In conclusion, ADH and low-grade DCIS are part of a spectrum of lesions with overlapping cytologic, immunophenotypic, and molecular features, and borderline lesions exist that defy categorization as either ADH or DCIS, even using immunohistochemical markers or molecular analysis.10–14 In these cases, interobserver interpretation differences do not constitute a “shortcoming” of traditional morphologic diagnosis, but rather an indication of the lesions’ borderline nature. Using current diagnostic criteria, categorization of challenging borderline ductal lesions remains variable. No histologic feature can predict the risk of breast carcinoma among these patients.

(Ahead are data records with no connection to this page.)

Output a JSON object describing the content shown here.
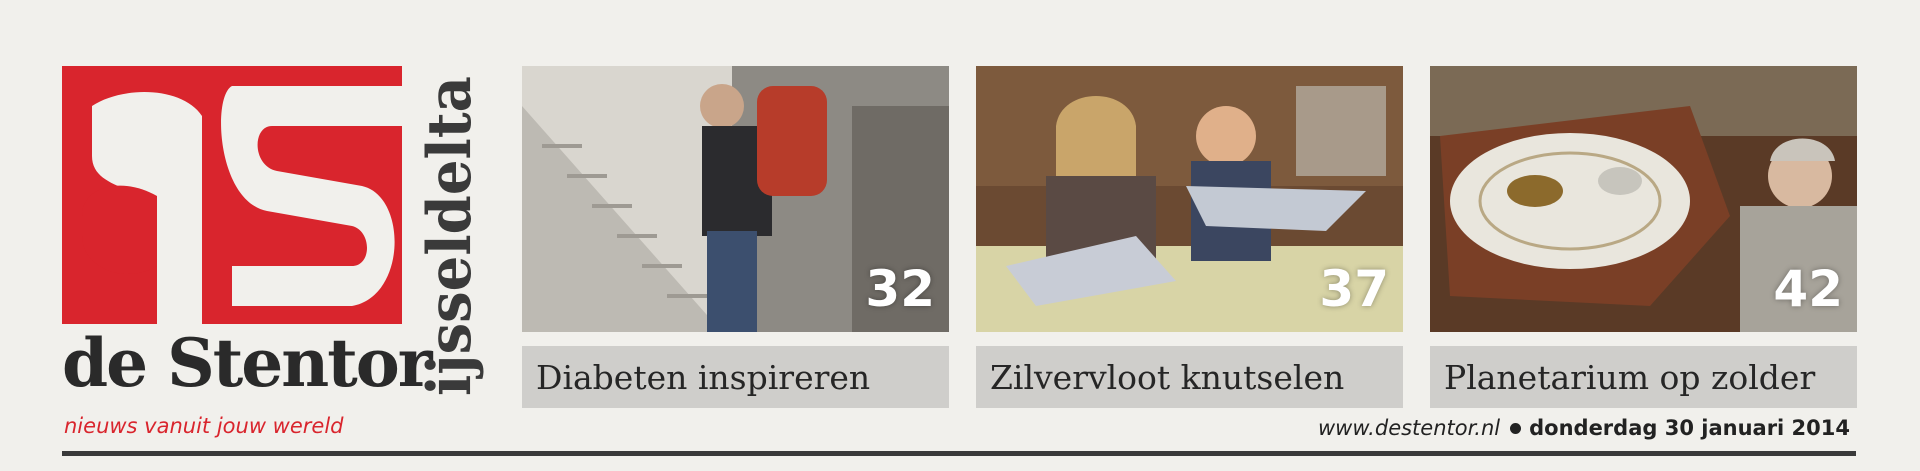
{
  "brand": {
    "logo_letters": "aS",
    "name": "de Stentor",
    "region": "ijsseldelta",
    "tagline": "nieuws vanuit jouw wereld",
    "accent_color": "#d9252d"
  },
  "teasers": [
    {
      "page": "32",
      "caption": "Diabeten inspireren",
      "photo": "woman-climbing-stairs-with-backpack"
    },
    {
      "page": "37",
      "caption": "Zilvervloot knutselen",
      "photo": "children-crafting-silver-paper-fish"
    },
    {
      "page": "42",
      "caption": "Planetarium op zolder",
      "photo": "man-beside-planetarium-model"
    }
  ],
  "footer": {
    "url": "www.destentor.nl",
    "date": "donderdag 30 januari 2014"
  }
}
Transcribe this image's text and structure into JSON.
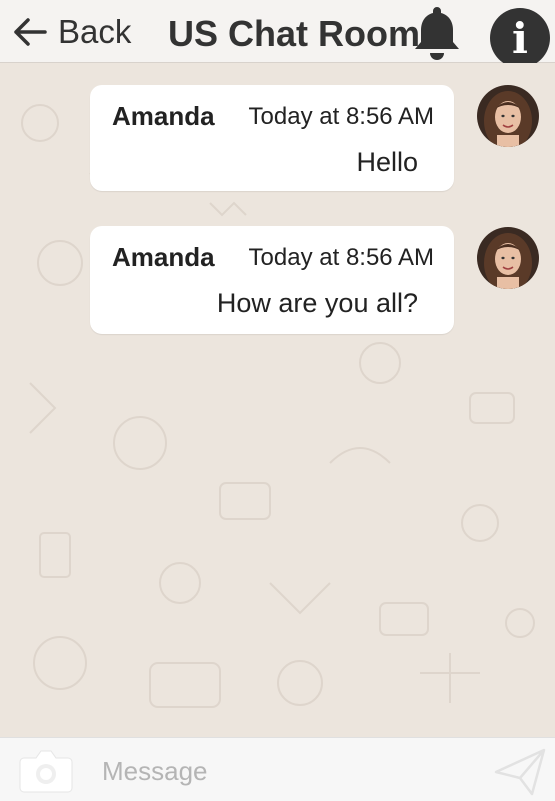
{
  "header": {
    "back_label": "Back",
    "title": "US Chat Room",
    "icons": {
      "back": "arrow-left-icon",
      "notifications": "bell-icon",
      "info": "info-icon",
      "info_glyph": "i"
    }
  },
  "messages": [
    {
      "author": "Amanda",
      "time": "Today at 8:56 AM",
      "text": "Hello"
    },
    {
      "author": "Amanda",
      "time": "Today at 8:56 AM",
      "text": "How are you all?"
    }
  ],
  "composer": {
    "placeholder": "Message",
    "value": "",
    "icons": {
      "attach": "camera-icon",
      "send": "send-icon"
    }
  },
  "colors": {
    "chat_background": "#ece5dd",
    "bubble": "#ffffff",
    "header_background": "#f5f3f1",
    "text": "#333333"
  }
}
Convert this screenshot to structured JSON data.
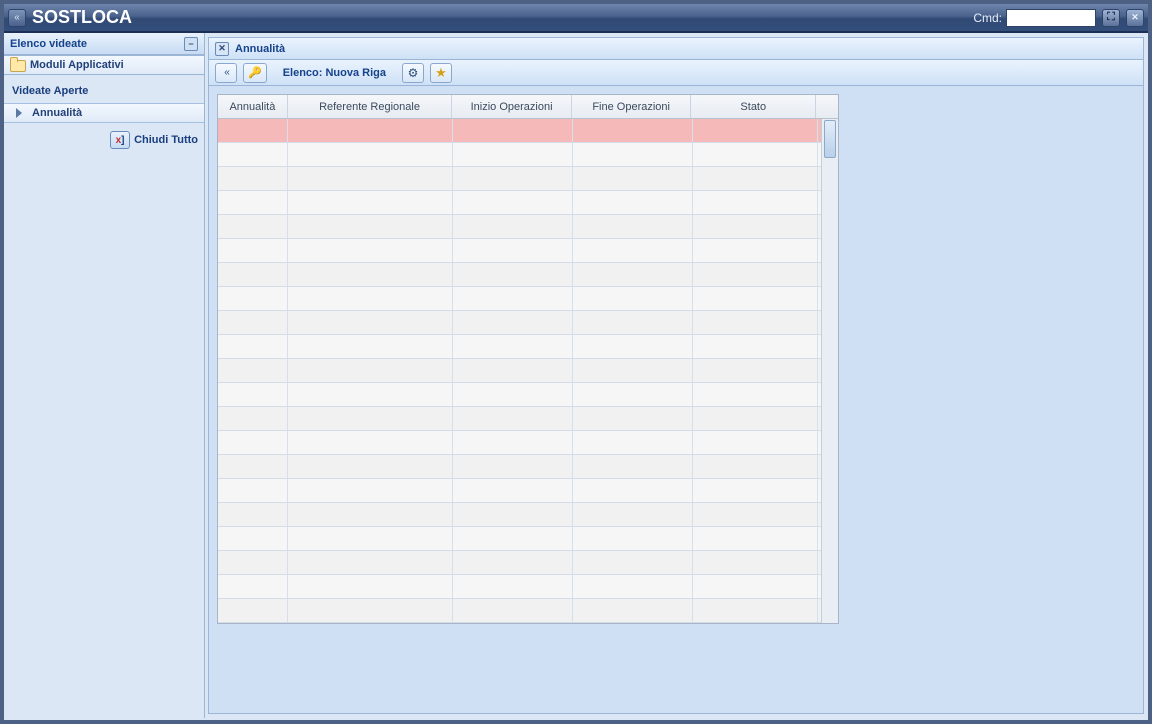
{
  "app": {
    "title": "SOSTLOCA"
  },
  "header": {
    "cmd_label": "Cmd:",
    "cmd_value": ""
  },
  "sidebar": {
    "title": "Elenco videate",
    "module_label": "Moduli Applicativi",
    "open_section": "Videate Aperte",
    "open_item": "Annualità",
    "close_all": "Chiudi Tutto"
  },
  "panel": {
    "title": "Annualità",
    "toolbar_label": "Elenco: Nuova Riga"
  },
  "grid": {
    "columns": [
      "Annualità",
      "Referente Regionale",
      "Inizio Operazioni",
      "Fine Operazioni",
      "Stato"
    ],
    "rows": [
      [
        "",
        "",
        "",
        "",
        ""
      ],
      [
        "",
        "",
        "",
        "",
        ""
      ],
      [
        "",
        "",
        "",
        "",
        ""
      ],
      [
        "",
        "",
        "",
        "",
        ""
      ],
      [
        "",
        "",
        "",
        "",
        ""
      ],
      [
        "",
        "",
        "",
        "",
        ""
      ],
      [
        "",
        "",
        "",
        "",
        ""
      ],
      [
        "",
        "",
        "",
        "",
        ""
      ],
      [
        "",
        "",
        "",
        "",
        ""
      ],
      [
        "",
        "",
        "",
        "",
        ""
      ],
      [
        "",
        "",
        "",
        "",
        ""
      ],
      [
        "",
        "",
        "",
        "",
        ""
      ],
      [
        "",
        "",
        "",
        "",
        ""
      ],
      [
        "",
        "",
        "",
        "",
        ""
      ],
      [
        "",
        "",
        "",
        "",
        ""
      ],
      [
        "",
        "",
        "",
        "",
        ""
      ],
      [
        "",
        "",
        "",
        "",
        ""
      ],
      [
        "",
        "",
        "",
        "",
        ""
      ],
      [
        "",
        "",
        "",
        "",
        ""
      ],
      [
        "",
        "",
        "",
        "",
        ""
      ],
      [
        "",
        "",
        "",
        "",
        ""
      ]
    ],
    "selected_row": 0
  }
}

The author(s) disclosed receipt of the following financial support for the research, authorship, and/or publication of this article: Research reported in this publication was supported in part by a Cancer Center Support Grant of the National Institutes of Health/National Cancer Institute (Grant No. P30CA008748).
Declaration of Conflicting Interests
The author(s) declared no potential conflicts of interest with respect to the research, authorship, and/or publication of this article.